You know, he was willing to reconcile and forgive.  And I don't know what our country might have been like had he not been murdered, but I bet that it might have been a little less rancorous, a little more forgiving and tolerant, that might possibly have brought people back together more quickly. But instead, you know, we had Reconstruction, we had the re-instigation of segregation and Jim Crow.  We had people in the South feeling totally discouraged and defiant.  So, I really do believe he could have very well put us on a different path.

Clinton, whether she knows it or not, is retelling a racist—though popular—version of American history which held sway in this country until relatively recently.  Sometimes going under the handle of “The Dunning School,” and other times going under the “Lost Cause” label, the basic idea is that Reconstruction was a mistake brought about by vengeful Northern radicals. The result was a savage and corrupt government which in turn left former Confederates, as Clinton puts, it “discouraged and defiant.”

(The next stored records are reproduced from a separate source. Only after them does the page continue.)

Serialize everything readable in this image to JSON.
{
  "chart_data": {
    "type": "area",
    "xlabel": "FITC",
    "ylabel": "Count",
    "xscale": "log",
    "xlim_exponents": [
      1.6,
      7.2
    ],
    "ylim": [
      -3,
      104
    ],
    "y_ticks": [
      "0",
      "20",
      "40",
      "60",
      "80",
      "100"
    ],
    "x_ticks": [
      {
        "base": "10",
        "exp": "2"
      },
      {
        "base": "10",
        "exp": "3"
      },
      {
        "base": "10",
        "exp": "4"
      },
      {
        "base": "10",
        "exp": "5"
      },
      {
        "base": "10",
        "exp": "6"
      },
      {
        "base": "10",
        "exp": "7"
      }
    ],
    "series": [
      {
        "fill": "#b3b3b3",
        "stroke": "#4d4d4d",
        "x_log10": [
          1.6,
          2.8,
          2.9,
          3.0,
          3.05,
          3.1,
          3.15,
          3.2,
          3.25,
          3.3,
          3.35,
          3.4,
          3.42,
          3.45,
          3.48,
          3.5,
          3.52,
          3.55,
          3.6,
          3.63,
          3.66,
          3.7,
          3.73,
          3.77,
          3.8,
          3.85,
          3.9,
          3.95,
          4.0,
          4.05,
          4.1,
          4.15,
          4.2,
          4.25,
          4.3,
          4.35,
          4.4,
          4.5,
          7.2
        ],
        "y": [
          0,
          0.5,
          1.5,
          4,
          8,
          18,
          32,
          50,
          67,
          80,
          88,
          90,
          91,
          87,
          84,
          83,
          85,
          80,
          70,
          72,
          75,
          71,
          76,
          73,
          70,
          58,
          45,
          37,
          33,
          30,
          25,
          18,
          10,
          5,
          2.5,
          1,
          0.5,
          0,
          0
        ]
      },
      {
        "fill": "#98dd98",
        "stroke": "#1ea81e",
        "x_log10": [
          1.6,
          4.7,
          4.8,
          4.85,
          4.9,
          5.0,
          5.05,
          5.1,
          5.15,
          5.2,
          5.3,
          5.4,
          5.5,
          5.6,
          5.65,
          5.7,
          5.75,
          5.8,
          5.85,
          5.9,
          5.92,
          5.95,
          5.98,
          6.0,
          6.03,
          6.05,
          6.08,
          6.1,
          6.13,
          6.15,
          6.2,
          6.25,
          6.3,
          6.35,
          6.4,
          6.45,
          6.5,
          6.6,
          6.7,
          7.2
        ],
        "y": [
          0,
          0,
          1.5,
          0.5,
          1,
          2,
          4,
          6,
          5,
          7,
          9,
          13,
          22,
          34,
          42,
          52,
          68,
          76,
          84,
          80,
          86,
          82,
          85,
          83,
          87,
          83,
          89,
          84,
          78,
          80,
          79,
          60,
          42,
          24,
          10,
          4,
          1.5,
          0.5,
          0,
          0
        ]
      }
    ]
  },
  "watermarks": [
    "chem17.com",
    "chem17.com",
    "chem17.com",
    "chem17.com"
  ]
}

A sample of the genre is offered here by historian Ulrich Phillips:


Lincoln in his plan of reconstruction had shown unexpected magnanimity; the Republican party, discarding that obnoxious name, had officially styled itself merely Unionist; and the Northern Democrats, although outvoted, were still a friendly force to be reckoned upon … With Johnson then on Lincoln's path “back to normalcy”, Southern hearts were lightened only to sink again when radicals in Congress, calling themselves Republicans once more, overslaughed the Presidential programme and set events in train which seemed to make "the Africanization of the South" inescapable. To most of the whites, doubtless, the prospect showed no gleam of hope.
 
Notably absent from it is the fact that Lincoln was killed by a white supremacist, that Johnson was a white supremacist who tried to curtail virtually all rights black people enjoyed, that the “hope” of white Southerners lay in the pillage of black labor, that this was accomplished through a century-long campaign of domestic terrorism, and that for most of that history the federal government looked the other way, while state and local governments were complicit.